Nous estimons que cette façon d'agir constitue un encouragement à
la paresse et à l'inaction. Cela risque d'empêcher aux
chrétiens de prendre des initiatives personnelles susceptibles d'assurer
leur épanouissement économique et social. Et de plus,
l'organisation exagérée des ces services désengage de plus
en plus les participants à la résolution de la crise
pluridimensionnelle qui ne cesse de ravager la population haïtienne en
général et celle du Cap-Haïtien en particulier. Le seul fait
pour un Chrétien ou une communauté de chrétiens de passer
tout son temps à jeûner et à prier est insuffisant pour
pouvoir résoudre les différents problèmes
matériels. La bible a bien fait remarquer que le jeûne et la
prière ne peuvent être une source de bénédiction
matérielle que lorsqu'ils sont pratiqués selon les normes et
conditions établies par Dieu lui-même.
Le Travail occupe une très grande fonction dans le
développement personnel de chaque individu et celui également de
sa communauté. Toutes les grandes inventions de la science sont dues au
labeur incessant des scientifiques; ainsi beaucoup de bonnes choses sont
possibles grâce au Travail et rien de positif ne peut être fait
avec un comportement de passif et de paresseux. Le chrétien haïtien
en tant qu'être humain doit prendre conscience que quiconque ne veut pas
travailler n'aura pas non plus droit à la nourriture ( 2 Thess. 3:10).

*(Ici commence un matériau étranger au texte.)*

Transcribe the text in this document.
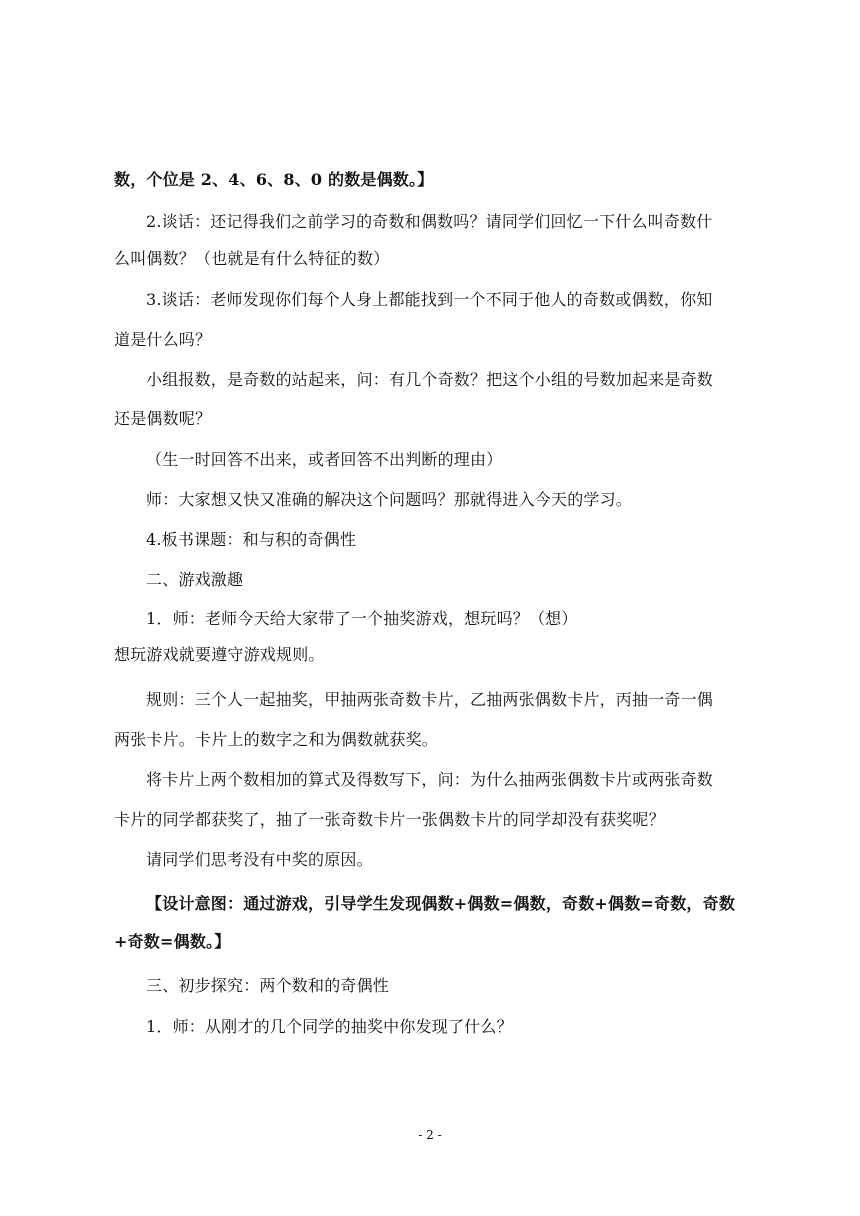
数，个位是 2、4、6、8、0 的数是偶数。】

2.谈话：还记得我们之前学习的奇数和偶数吗？请同学们回忆一下什么叫奇数什

么叫偶数？（也就是有什么特征的数）

3.谈话：老师发现你们每个人身上都能找到一个不同于他人的奇数或偶数，你知

道是什么吗？

小组报数，是奇数的站起来，问：有几个奇数？把这个小组的号数加起来是奇数

还是偶数呢？

（生一时回答不出来，或者回答不出判断的理由）

师：大家想又快又准确的解决这个问题吗？那就得进入今天的学习。

4.板书课题：和与积的奇偶性

二、游戏激趣

1．师：老师今天给大家带了一个抽奖游戏，想玩吗？（想）

想玩游戏就要遵守游戏规则。

规则：三个人一起抽奖，甲抽两张奇数卡片，乙抽两张偶数卡片，丙抽一奇一偶

两张卡片。卡片上的数字之和为偶数就获奖。

将卡片上两个数相加的算式及得数写下，问：为什么抽两张偶数卡片或两张奇数

卡片的同学都获奖了，抽了一张奇数卡片一张偶数卡片的同学却没有获奖呢？

请同学们思考没有中奖的原因。

【设计意图：通过游戏，引导学生发现偶数+偶数=偶数，奇数+偶数=奇数，奇数

+奇数=偶数。】

三、初步探究：两个数和的奇偶性

1．师：从刚才的几个同学的抽奖中你发现了什么？

- 2 -
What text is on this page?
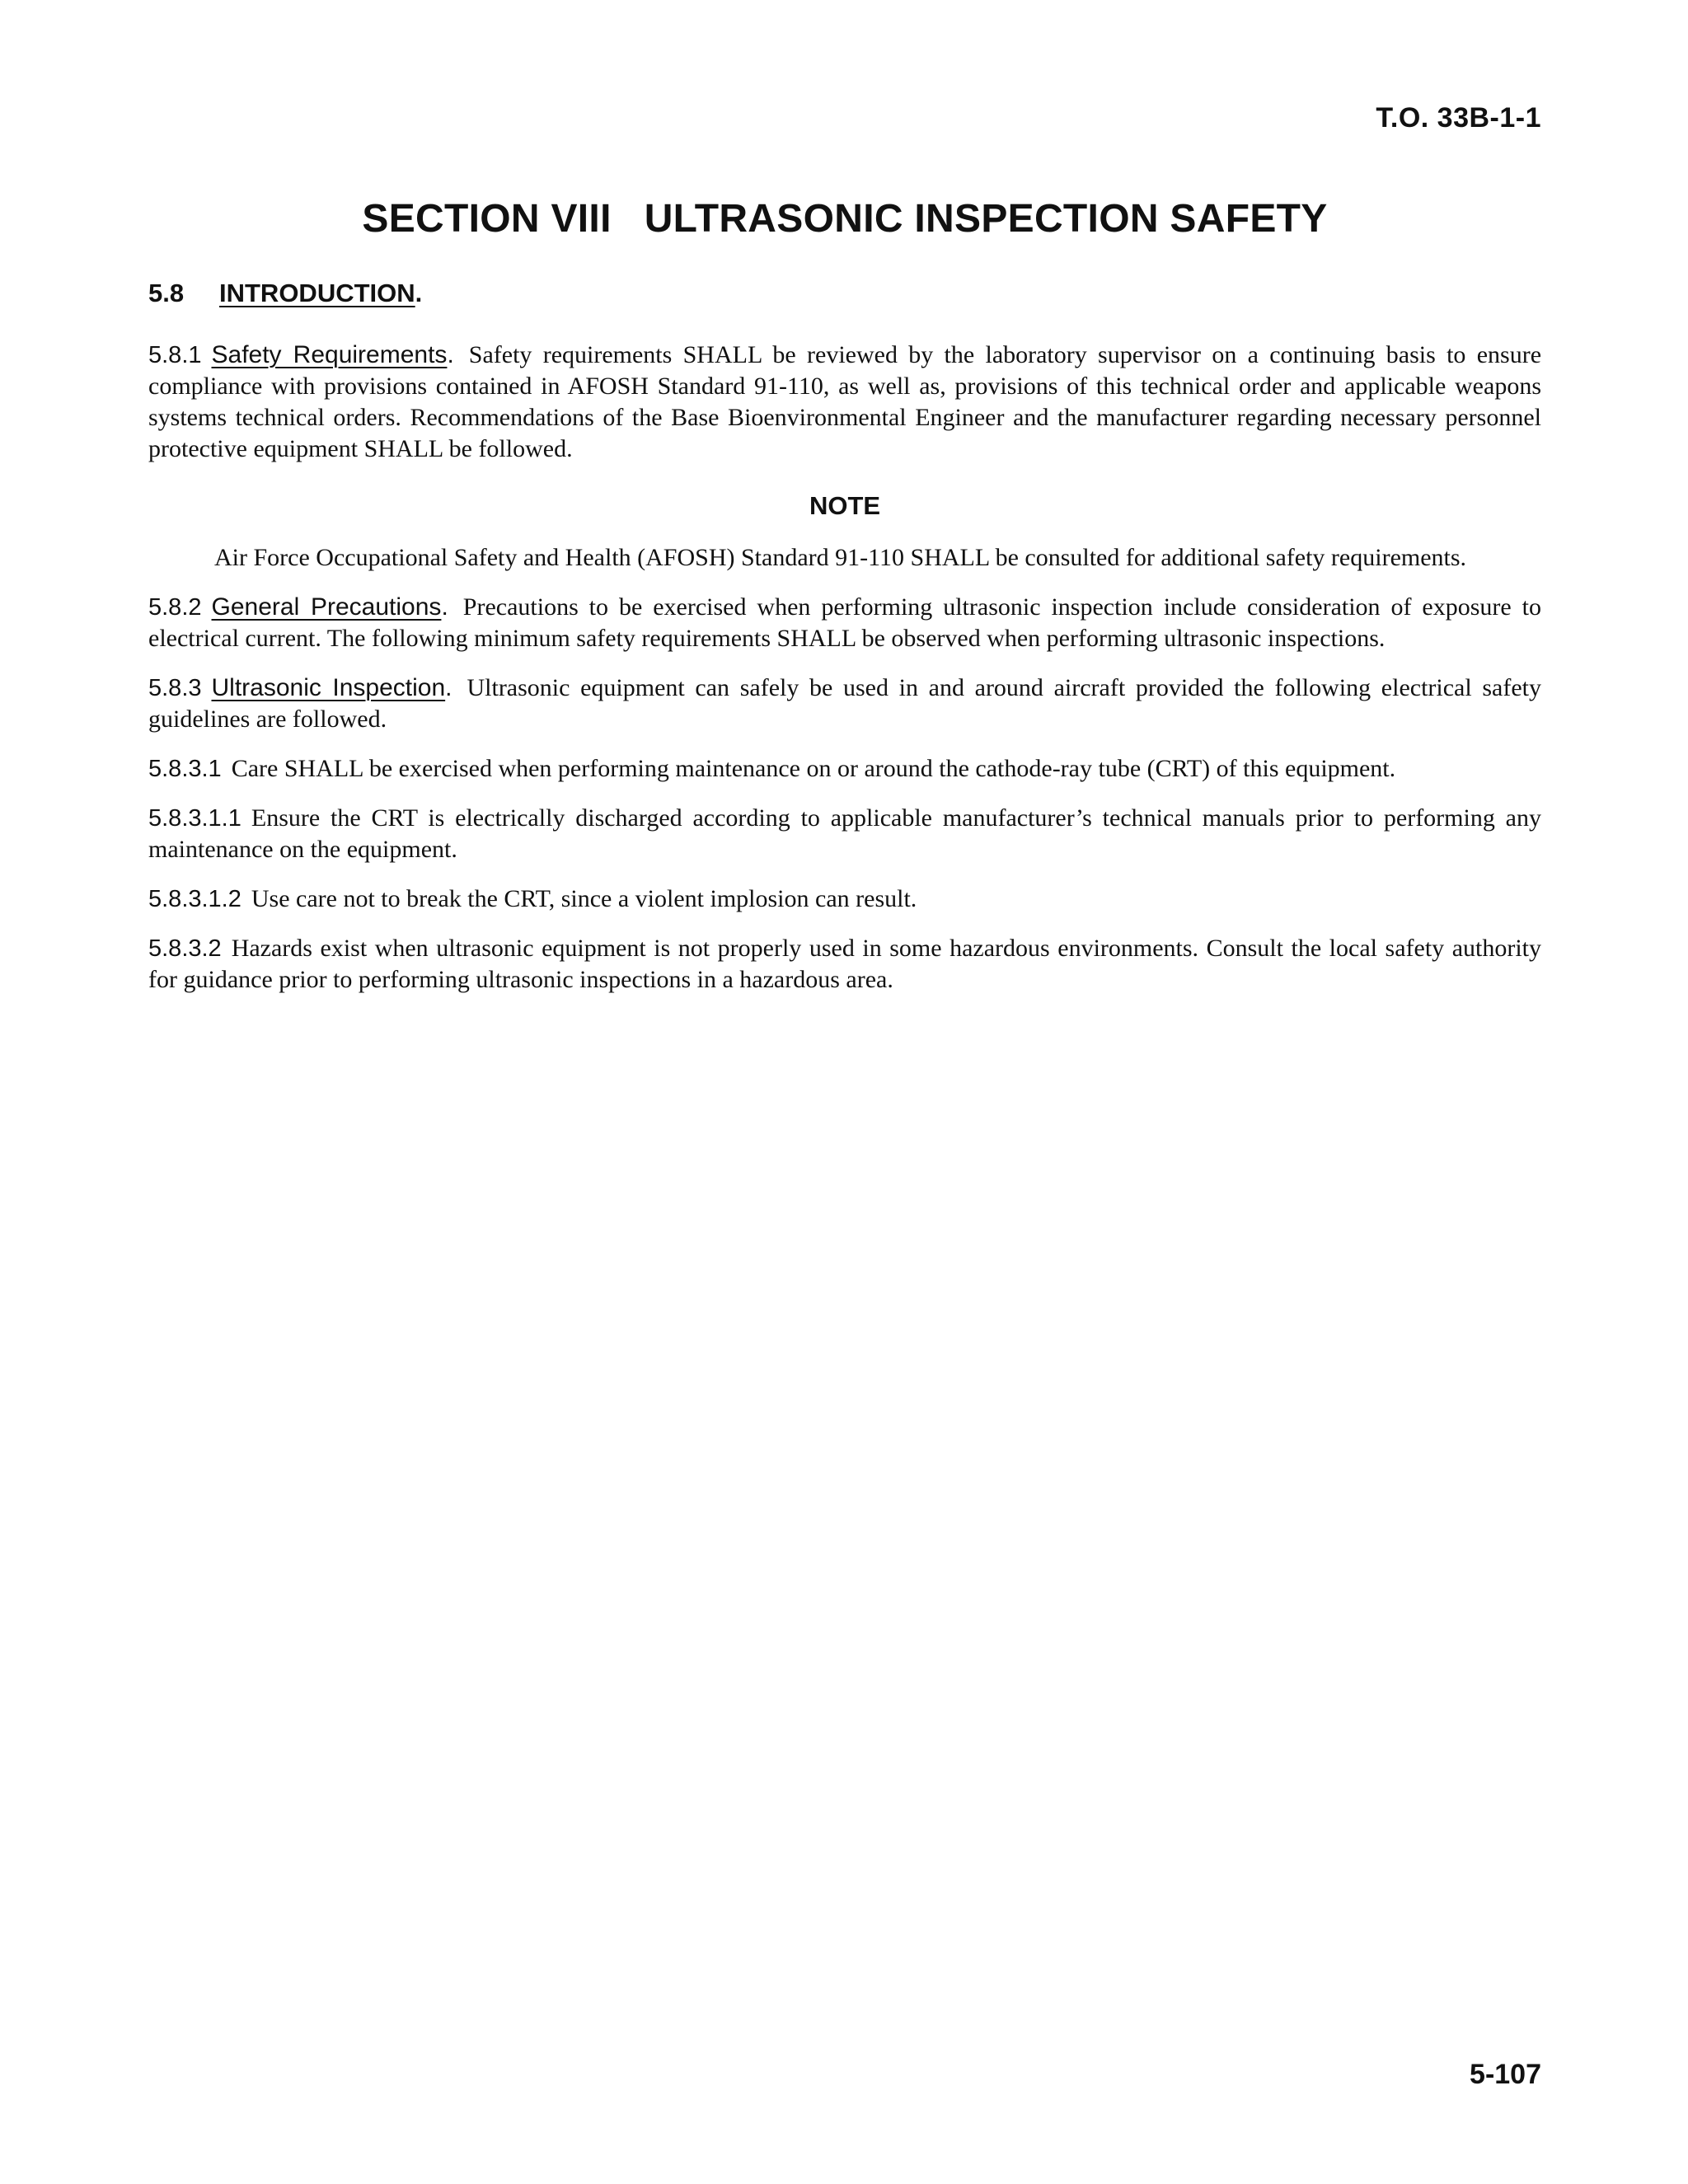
T.O. 33B-1-1
SECTION VIII ULTRASONIC INSPECTION SAFETY
5.8 INTRODUCTION.

5.8.1 Safety Requirements. Safety requirements SHALL be reviewed by the laboratory supervisor on a continuing basis to ensure compliance with provisions contained in AFOSH Standard 91-110, as well as, provisions of this technical order and applicable weapons systems technical orders. Recommendations of the Base Bioenvironmental Engineer and the manufacturer regarding necessary personnel protective equipment SHALL be followed.

NOTE

Air Force Occupational Safety and Health (AFOSH) Standard 91-110 SHALL be consulted for additional safety requirements.

5.8.2 General Precautions. Precautions to be exercised when performing ultrasonic inspection include consideration of exposure to electrical current. The following minimum safety requirements SHALL be observed when performing ultrasonic inspections.

5.8.3 Ultrasonic Inspection. Ultrasonic equipment can safely be used in and around aircraft provided the following electrical safety guidelines are followed.

5.8.3.1 Care SHALL be exercised when performing maintenance on or around the cathode-ray tube (CRT) of this equipment.

5.8.3.1.1 Ensure the CRT is electrically discharged according to applicable manufacturer’s technical manuals prior to performing any maintenance on the equipment.

5.8.3.1.2 Use care not to break the CRT, since a violent implosion can result.

5.8.3.2 Hazards exist when ultrasonic equipment is not properly used in some hazardous environments. Consult the local safety authority for guidance prior to performing ultrasonic inspections in a hazardous area.

5-107
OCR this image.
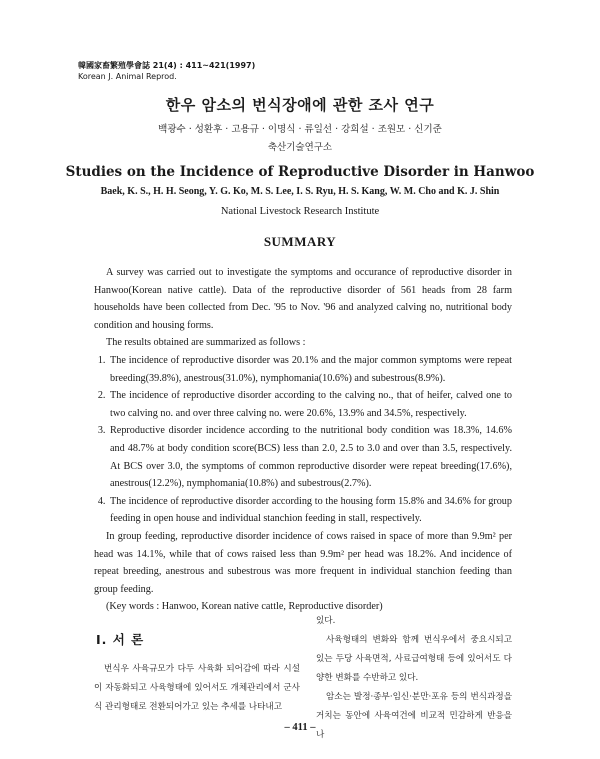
韓國家畜繁殖學會誌 21(4) : 411~421(1997)
Korean J. Animal Reprod.
한우 암소의 번식장애에 관한 조사 연구
백광수 · 성환후 · 고용규 · 이명식 · 류일선 · 강희설 · 조원모 · 신기준
축산기술연구소
Studies on the Incidence of Reproductive Disorder in Hanwoo
Baek, K. S., H. H. Seong, Y. G. Ko, M. S. Lee, I. S. Ryu, H. S. Kang, W. M. Cho and K. J. Shin
National Livestock Research Institute
SUMMARY

A survey was carried out to investigate the symptoms and occurance of reproductive disorder in Hanwoo(Korean native cattle). Data of the reproductive disorder of 561 heads from 28 farm households have been collected from Dec. '95 to Nov. '96 and analyzed calving no, nutritional body condition and housing forms.

The results obtained are summarized as follows :

1. The incidence of reproductive disorder was 20.1% and the major common symptoms were repeat breeding(39.8%), anestrous(31.0%), nymphomania(10.6%) and subestrous(8.9%).
2. The incidence of reproductive disorder according to the calving no., that of heifer, calved one to two calving no. and over three calving no. were 20.6%, 13.9% and 34.5%, respectively.
3. Reproductive disorder incidence according to the nutritional body condition was 18.3%, 14.6% and 48.7% at body condition score(BCS) less than 2.0, 2.5 to 3.0 and over than 3.5, respectively. At BCS over 3.0, the symptoms of common reproductive disorder were repeat breeding(17.6%), anestrous(12.2%), nymphomania(10.8%) and subestrous(2.7%).
4. The incidence of reproductive disorder according to the housing form 15.8% and 34.6% for group feeding in open house and individual stanchion feeding in stall, respectively.

In group feeding, reproductive disorder incidence of cows raised in space of more than 9.9m² per head was 14.1%, while that of cows raised less than 9.9m² per head was 18.2%. And incidence of repeat breeding, anestrous and subestrous was more frequent in individual stanchion feeding than group feeding.

(Key words : Hanwoo, Korean native cattle, Reproductive disorder)

Ⅰ. 서 론

번식우 사육규모가 다두 사육화 되어감에 따라 시설이 자동화되고 사육형태에 있어서도 개체관리에서 군사식 관리형태로 전환되어가고 있는 추세를 나타내고

있다.

사육형태의 변화와 함께 번식우에서 중요시되고 있는 두당 사육면적, 사료급여형태 등에 있어서도 다양한 변화를 수반하고 있다.

암소는 발정·종부·임신·분만·포유 등의 번식과정을 거치는 동안에 사육여건에 비교적 민감하게 반응을 나

– 411 –
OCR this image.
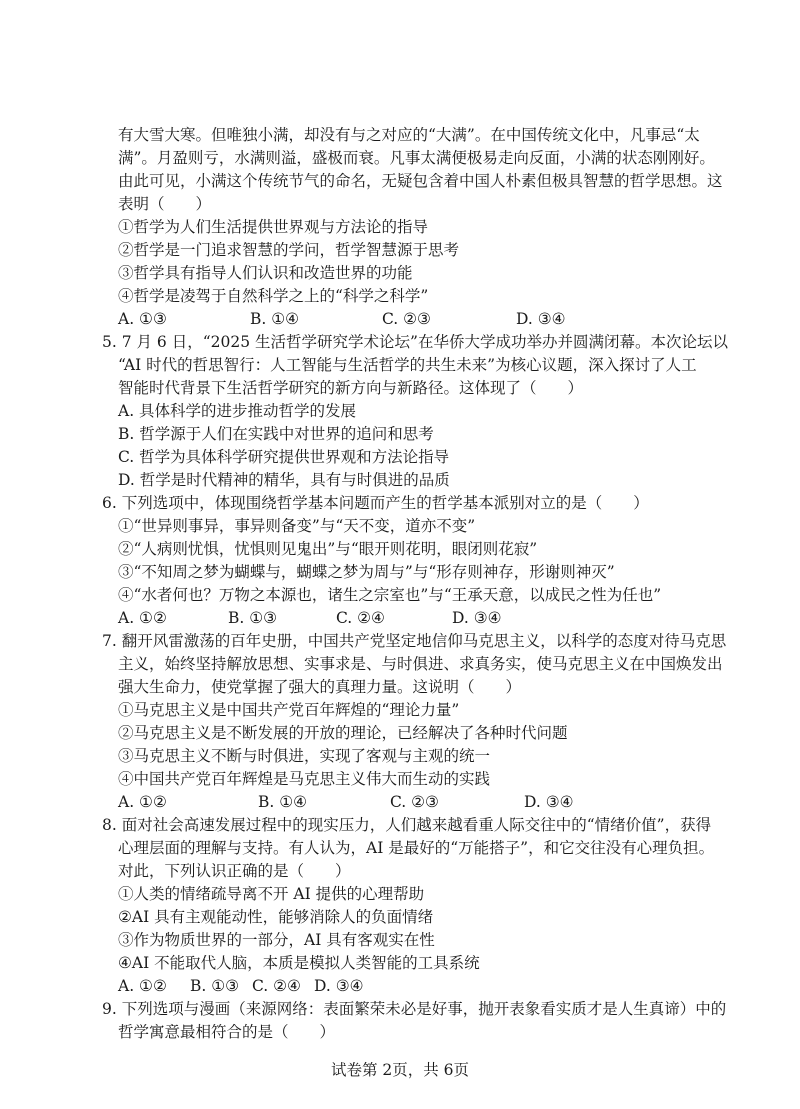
有大雪大寒。但唯独小满，却没有与之对应的“大满”。在中国传统文化中，凡事忌“太
满”。月盈则亏，水满则溢，盛极而衰。凡事太满便极易走向反面，小满的状态刚刚好。
由此可见，小满这个传统节气的命名，无疑包含着中国人朴素但极具智慧的哲学思想。这
表明（　　）
①哲学为人们生活提供世界观与方法论的指导
②哲学是一门追求智慧的学问，哲学智慧源于思考
③哲学具有指导人们认识和改造世界的功能
④哲学是凌驾于自然科学之上的“科学之科学”
A. ①③	B. ①④	C. ②③	D. ③④
5. 7 月 6 日，“2025 生活哲学研究学术论坛”在华侨大学成功举办并圆满闭幕。本次论坛以
“AI 时代的哲思智行：人工智能与生活哲学的共生未来”为核心议题，深入探讨了人工
智能时代背景下生活哲学研究的新方向与新路径。这体现了（　　）
A. 具体科学的进步推动哲学的发展
B. 哲学源于人们在实践中对世界的追问和思考
C. 哲学为具体科学研究提供世界观和方法论指导
D. 哲学是时代精神的精华，具有与时俱进的品质
6. 下列选项中，体现围绕哲学基本问题而产生的哲学基本派别对立的是（　　）
①“世异则事异，事异则备变”与“天不变，道亦不变”
②“人病则忧惧，忧惧则见鬼出”与“眼开则花明，眼闭则花寂”
③“不知周之梦为蝴蝶与，蝴蝶之梦为周与”与“形存则神存，形谢则神灭”
④“水者何也？万物之本源也，诸生之宗室也”与“王承天意，以成民之性为任也”
A. ①②	B. ①③	C. ②④	D. ③④
7. 翻开风雷激荡的百年史册，中国共产党坚定地信仰马克思主义，以科学的态度对待马克思
主义，始终坚持解放思想、实事求是、与时俱进、求真务实，使马克思主义在中国焕发出
强大生命力，使党掌握了强大的真理力量。这说明（　　）
①马克思主义是中国共产党百年辉煌的“理论力量”
②马克思主义是不断发展的开放的理论，已经解决了各种时代问题
③马克思主义不断与时俱进，实现了客观与主观的统一
④中国共产党百年辉煌是马克思主义伟大而生动的实践
A. ①②	B. ①④	C. ②③	D. ③④
8. 面对社会高速发展过程中的现实压力，人们越来越看重人际交往中的“情绪价值”，获得
心理层面的理解与支持。有人认为，AI 是最好的“万能搭子”，和它交往没有心理负担。
对此，下列认识正确的是（　　）
①人类的情绪疏导离不开 AI 提供的心理帮助
②AI 具有主观能动性，能够消除人的负面情绪
③作为物质世界的一部分，AI 具有客观实在性
④AI 不能取代人脑，本质是模拟人类智能的工具系统
A. ①② B. ①③ C. ②④ D. ③④
9. 下列选项与漫画（来源网络：表面繁荣未必是好事，抛开表象看实质才是人生真谛）中的
哲学寓意最相符合的是（　　）
试卷第 2页，共 6页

Il est temps pour que tout un chacun le sache, l'organisation de façon
incontrôlée de services de jeûne et de prière
n'apportera pas les solutions souhaitées aux différents
problèmes matériels que confrontent l'église
haïtienne et la nation tout entière. Mais, les problèmes
matériels peuvent être résolus en combinant la
prière et le travail. Le chrétien, particulièrement, doit
mettre en oeuvre l'intelligence que Dieu a mise en lui pour acquérir les
biens matériels dont il a besoin pour vivre sur cette terre. Il doit
prier et jeûner selon les conditions et les normes établies par la
bible, la parole révélatrice de Dieu et de son fils Jésus
Christ.
Ce travail de recherche ne veut nullement déconseiller
les chrétiens à la pratique du jeûne et de la
prière. Au contraire, nous voulons aider nos frères et soeurs
chrétiens à faire le bon usage du jeûne et de la
prière conformément aux prescrits de la bible. Nous voulons
inciter les Chrétiens haïtiens à être dynamiques en
tant que fils et filles du Dieu Intelligent et Laborieux qui a
créé l'homme à son image et selon sa ressemblance pour
dominer et régner sur toute la terre ( Gen. 1:26). En traitant ce
thème, nous ne faisons que rejoindre d'autres théologiens
haïtiens tels le pasteur Jules Casséus, le Pasteur Joël D.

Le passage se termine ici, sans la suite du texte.